John Brandon Sills works in a manner that derives its technical and stylistic inspiration from the Old Masters. Concerned with permanence and luminescence, he follows the time-tested tradional methods of grinding paints from dry pigments, hand-priming his linen, and using painting glazes to gain illumination of the painting surfaces, all practices rarely employed anymore in the modern age. He considers himself a "painterly realist" and feels that his most profound artistic influences, apart from his two major teachers, Ann Schuler and Will Wilson, are many and varied: from the cave paintings in Lascaux, France to Rembrandt, Charles Francois Daubigny, Georges Innes, John Singer Sargeant, and Claude Monet.

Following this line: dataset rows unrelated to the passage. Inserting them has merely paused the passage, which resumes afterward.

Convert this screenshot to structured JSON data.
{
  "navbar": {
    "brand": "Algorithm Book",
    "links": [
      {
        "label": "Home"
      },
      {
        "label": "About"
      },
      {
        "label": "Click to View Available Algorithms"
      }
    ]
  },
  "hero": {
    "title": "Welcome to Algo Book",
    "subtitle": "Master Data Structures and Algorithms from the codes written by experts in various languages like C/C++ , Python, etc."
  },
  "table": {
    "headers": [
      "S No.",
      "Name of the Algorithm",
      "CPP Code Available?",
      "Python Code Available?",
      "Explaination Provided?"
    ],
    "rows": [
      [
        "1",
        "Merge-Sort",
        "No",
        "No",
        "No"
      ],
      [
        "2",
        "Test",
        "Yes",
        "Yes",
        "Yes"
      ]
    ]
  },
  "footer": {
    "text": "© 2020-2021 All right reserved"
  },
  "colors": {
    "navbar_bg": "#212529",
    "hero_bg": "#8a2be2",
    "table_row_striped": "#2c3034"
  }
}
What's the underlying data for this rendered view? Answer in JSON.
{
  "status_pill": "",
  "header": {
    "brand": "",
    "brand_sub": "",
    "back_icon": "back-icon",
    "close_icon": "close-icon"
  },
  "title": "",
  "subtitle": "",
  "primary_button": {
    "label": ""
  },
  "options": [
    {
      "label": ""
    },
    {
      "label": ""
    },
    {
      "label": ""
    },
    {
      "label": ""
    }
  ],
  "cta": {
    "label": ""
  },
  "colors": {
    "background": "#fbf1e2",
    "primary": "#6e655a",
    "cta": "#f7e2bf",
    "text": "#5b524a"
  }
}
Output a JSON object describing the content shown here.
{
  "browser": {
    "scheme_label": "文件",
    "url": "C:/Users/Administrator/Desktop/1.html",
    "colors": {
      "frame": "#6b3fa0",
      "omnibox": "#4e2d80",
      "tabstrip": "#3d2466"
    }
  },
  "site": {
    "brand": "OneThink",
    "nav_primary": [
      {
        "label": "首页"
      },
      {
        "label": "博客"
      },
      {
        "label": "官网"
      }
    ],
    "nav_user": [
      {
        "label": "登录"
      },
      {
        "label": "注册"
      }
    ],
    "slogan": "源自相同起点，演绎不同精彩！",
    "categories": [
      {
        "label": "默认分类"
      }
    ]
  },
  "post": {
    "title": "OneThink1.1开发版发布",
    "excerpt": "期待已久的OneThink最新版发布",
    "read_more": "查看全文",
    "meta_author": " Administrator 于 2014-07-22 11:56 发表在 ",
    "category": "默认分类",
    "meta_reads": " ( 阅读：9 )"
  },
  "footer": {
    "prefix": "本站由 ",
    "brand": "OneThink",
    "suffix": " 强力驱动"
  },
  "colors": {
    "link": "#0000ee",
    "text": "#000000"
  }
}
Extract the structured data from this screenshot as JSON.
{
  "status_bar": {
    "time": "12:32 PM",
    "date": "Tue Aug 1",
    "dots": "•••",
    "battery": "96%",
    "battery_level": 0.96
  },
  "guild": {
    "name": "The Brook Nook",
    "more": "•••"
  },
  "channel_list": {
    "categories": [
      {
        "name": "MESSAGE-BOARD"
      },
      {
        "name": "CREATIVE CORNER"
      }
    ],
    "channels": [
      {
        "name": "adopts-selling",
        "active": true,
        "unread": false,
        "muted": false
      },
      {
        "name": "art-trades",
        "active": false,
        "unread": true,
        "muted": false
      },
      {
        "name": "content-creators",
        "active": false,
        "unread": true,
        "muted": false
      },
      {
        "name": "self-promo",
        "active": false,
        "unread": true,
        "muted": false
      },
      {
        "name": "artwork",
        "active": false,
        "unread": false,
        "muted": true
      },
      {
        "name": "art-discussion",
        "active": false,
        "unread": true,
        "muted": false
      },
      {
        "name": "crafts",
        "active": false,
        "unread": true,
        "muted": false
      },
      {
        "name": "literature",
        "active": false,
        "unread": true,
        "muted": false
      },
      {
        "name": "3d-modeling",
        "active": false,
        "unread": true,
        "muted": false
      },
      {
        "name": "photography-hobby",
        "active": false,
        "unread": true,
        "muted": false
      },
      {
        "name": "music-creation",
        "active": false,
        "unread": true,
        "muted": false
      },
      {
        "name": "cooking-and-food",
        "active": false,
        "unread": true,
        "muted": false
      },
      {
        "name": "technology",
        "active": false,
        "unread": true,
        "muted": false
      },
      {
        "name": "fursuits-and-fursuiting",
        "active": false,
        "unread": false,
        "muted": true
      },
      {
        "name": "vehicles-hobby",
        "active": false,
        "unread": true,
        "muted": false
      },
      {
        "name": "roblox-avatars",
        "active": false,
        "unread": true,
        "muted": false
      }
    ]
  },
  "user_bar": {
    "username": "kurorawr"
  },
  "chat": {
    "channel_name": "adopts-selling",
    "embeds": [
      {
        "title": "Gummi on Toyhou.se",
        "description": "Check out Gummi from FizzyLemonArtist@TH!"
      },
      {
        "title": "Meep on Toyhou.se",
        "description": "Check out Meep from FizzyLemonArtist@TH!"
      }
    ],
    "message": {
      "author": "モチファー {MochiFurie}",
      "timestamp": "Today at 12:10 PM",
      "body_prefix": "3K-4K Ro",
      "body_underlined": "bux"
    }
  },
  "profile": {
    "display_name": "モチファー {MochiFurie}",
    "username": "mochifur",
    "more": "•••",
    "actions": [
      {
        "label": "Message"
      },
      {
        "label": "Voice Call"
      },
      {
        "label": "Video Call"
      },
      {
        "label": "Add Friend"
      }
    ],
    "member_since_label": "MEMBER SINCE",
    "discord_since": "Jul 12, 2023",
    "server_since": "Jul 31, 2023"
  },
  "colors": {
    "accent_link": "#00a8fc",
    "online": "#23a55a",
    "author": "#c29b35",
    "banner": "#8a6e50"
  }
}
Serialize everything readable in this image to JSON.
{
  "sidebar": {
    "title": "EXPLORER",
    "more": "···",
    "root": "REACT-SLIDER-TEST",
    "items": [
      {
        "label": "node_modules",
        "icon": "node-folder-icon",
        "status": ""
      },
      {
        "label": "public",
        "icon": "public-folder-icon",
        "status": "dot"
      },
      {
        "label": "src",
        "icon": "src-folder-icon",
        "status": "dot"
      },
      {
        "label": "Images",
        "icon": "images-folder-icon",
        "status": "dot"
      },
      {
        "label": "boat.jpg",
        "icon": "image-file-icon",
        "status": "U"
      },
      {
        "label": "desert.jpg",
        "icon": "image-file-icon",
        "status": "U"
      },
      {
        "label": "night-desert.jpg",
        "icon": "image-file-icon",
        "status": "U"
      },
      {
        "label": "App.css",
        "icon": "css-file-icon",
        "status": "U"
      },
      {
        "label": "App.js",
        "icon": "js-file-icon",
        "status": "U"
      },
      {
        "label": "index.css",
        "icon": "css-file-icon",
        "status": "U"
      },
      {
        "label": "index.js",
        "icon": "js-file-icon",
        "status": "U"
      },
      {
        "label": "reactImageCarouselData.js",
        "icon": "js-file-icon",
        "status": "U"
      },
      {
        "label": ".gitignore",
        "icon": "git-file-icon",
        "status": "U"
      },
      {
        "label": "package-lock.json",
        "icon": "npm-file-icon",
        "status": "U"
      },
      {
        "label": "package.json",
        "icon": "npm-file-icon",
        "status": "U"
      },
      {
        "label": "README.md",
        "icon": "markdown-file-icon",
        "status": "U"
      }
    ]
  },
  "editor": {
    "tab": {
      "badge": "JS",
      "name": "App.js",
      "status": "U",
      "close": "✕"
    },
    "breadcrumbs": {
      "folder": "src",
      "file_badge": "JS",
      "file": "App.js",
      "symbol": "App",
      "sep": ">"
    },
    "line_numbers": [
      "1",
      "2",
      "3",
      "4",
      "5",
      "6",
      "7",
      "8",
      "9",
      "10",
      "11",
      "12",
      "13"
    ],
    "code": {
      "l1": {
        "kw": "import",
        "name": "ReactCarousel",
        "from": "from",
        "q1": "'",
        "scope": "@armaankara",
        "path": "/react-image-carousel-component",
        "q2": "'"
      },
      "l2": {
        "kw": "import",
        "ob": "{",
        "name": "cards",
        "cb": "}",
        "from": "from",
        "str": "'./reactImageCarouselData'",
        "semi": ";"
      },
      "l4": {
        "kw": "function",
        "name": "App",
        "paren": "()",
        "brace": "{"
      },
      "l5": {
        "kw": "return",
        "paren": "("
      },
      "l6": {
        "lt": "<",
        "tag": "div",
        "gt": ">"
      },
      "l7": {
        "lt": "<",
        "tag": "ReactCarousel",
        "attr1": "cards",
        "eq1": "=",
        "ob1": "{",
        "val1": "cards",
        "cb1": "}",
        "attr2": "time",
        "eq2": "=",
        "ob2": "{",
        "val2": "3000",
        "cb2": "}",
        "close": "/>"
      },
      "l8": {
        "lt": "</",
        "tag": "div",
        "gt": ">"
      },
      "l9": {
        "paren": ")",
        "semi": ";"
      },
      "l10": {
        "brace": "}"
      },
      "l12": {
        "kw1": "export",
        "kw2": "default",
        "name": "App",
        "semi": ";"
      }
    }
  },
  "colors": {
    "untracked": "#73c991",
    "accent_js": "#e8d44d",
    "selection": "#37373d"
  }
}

John Sills paints nature in all its forms. His exquisitely painted landscapes, most notable for their subtlety of tone and delicate painterly beauty, exhibit a sensitivity that urges the viewer to appreciate the spiritual aspects of the land and actively participate in protection and preservation. He paints primarily on location, enjoying direct contact with nature. In still life painting, capturing the light and atmosphere is his main objective. Sills strives to do this through thoughtful observation and masterful technical ability.
"All my paintings ask the same question" says John Sills. "'What is truth?' I'm making the statement that reality is the spiritual truth which underlies the physical world and that our actions with nature and each other should be based on that perception. I believe art is not a thing but an experience. It is a transcendence of vision where what we see becomes referential or metaphorical to eternal truth, and that anyone can have this experience, not just 'artists'."
John Brandon Sills lives in Baltimore, MD . He has been the recipient of many prizes and awards, and has been invited to participate in museum exhibitions, most notably at the Butler Institute Annex in Eckland, OH, the Evergreen House at Johns Hopkins University in Baltimore, and the Washington County Museum in Hagerstown, MD. His work is included in numerous collections, both private and corporate, across the United States.